(1884 - 1937) – Archpriest, Hieromartyr
Memory: November 22 (November 9, Old Style), in the Assemblies of the New Martyrs and Confessors of the Russian Church and of Kazakhstan.
Feodor Pavlovich Chichkanov was born on February 10, 1884, in a small village in the Barnaul district to the family of a scribe and psalmist, Pavel Vasilyevich and Nadezhda Efimovna Chichkanov. The family had two other children: a son, Dimitri, and a daughter, Ksenia. With a good singing voice, Feodor sang in the choir and enjoyed reading in his free time.
After finishing the Barnaul Theological School, he entered the Tomsk Theological Seminary, graduating in 1905.
Upon graduation, he worked at the Omsk Theological Consistory until July 1909. It was there that he met his future wife, Lyuba Smirnova, the daughter of priest Vasily Yakovlevich and Maria Nikolaevna Smirnov. They married in 1909. Orphaned early, Lyuba was raised by her grandmother, Glafira Georgievna. At 19, she graduated from the Omsk Women's Gymnasium, earning the title of home teacher in geography.
In 1912, their daughter Nina was born. Six months later, Feodor contracted tuberculosis and spent a year in Crimea for treatment. It was in Crimea that Feodor confirmed his desire to become a priest.
Upon returning home, he was ordained as a priest on July 22, 1913, by Bishop Andronik (Nikolsky) of Omsk and Akmola and assigned to the Dolonskaya Church in the Semipalatinsk district of the Omsk diocese.
In Dolon, their son Boris was born.
In 1915, Father Feodor was transferred to one of the churches in Semipalatinsk.
In 1920, their daughter Olga was born, and in 1921, daughter Antonina followed. That same year, scarlet fever claimed the lives of ten-year-old Nina, one-year-old Olga, and the elderly grandmother Glafira. Feodor’s father passed away soon after, and his mother, Nadezhda Efimovna, moved in with the Chichkanovs.
Antonina recalls: "From my childhood memories, our family rented a two-room apartment or a small house. In one room, there was a large bookshelf full of books. Father prepared his sermons from those books. My parents read a lot and discussed what they read together. Our home was filled with goodwill and mutual understanding. Father taught us a pious life, meaning prayer and fasting. A small prayer book marked with morning and evening prayers in father's handwriting has survived. We went to church as a family. Usually, my brother assisted during the archbishop's service by holding the bishop's staff, while I held music sheets for the soprano section and sang from the age of 5 or 6. Twice a week, Father Simeon, a Kazakh by nationality, conducted choir rehearsals, which we attended regularly."

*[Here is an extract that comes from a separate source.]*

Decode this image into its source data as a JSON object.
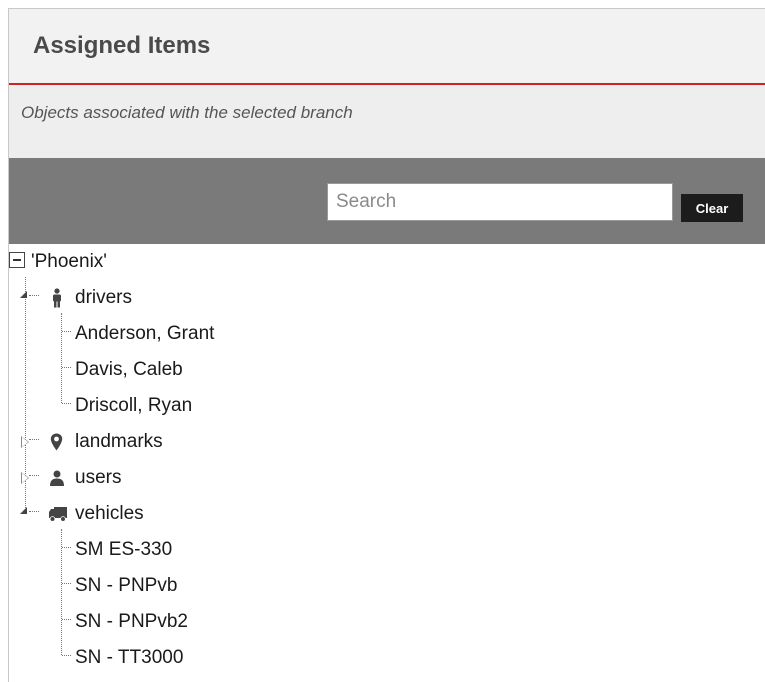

In his free time from church services, Father Feodor engaged in household chores: in the winter, he made felt boots for the entire family, and in the summer, he sewed slippers for them. His wife took care of all the sewing for the family, even making cassocks and undercassocks.
On November 27, 1931, the Znamensky Cathedral was closed, and the "association of believers was given the building of the former Cossack church." Father Feodor became the priest of the Resurrection Cathedral.
At that time, the church was subjected to heavy taxation, and Father Feodor had to give up a significant portion of his salary each month. The state introduced ration cards, but "servants of the cult" were not entitled to them and had to survive on alms. To pay the taxes and support his family, Father Feodor took on additional work as a bookkeeper.
Father Feodor was summoned to the NKVD. He returned from these summonses grim and asked his family not to ask him anything: "I won't tell you anything anyway," he would say.
In 1937, a wave of arrests swept through Semipalatinsk due to a conspiracy fabricated by NKVD officers against the clergy. Everyone expected arrests. Mother Lyuba prepared small bags of dry bread and a change of underwear for Father Feodor.
On November 19, 1937, Father Feodor was arrested, accused of being a member of a "counter-revolutionary spy organization of churchmen." He was part of the group case "Archpriest Boris Gerasimov. Semipalatinsk, 1937."
During interrogation, he gave the following testimony:
"I was not part of any counter-revolutionary organization. I studied with Gerasimov in the same Theological Seminary. I have known him since 1915 as a colleague, but I do not know him as a member of a counter-revolutionary organization. I did not conduct agitation among the population, but I did read a prayer with Gerasimov and Panin in the church, though I do not consider this prayer counter-revolutionary."
On November 19, 1937, the NKVD troika of the East Kazakhstan Region sentenced him to death.
He was executed on November 22, 1937, in Semipalatinsk.
On April 25, 1989, he was rehabilitated by the prosecutor's office of the Semipalatinsk region (regarding the 1937 repressions).
On December 27, 2000, he was canonized by the Holy Synod and included in the assembly of New Martyrs and Confessors of Russia for general veneration.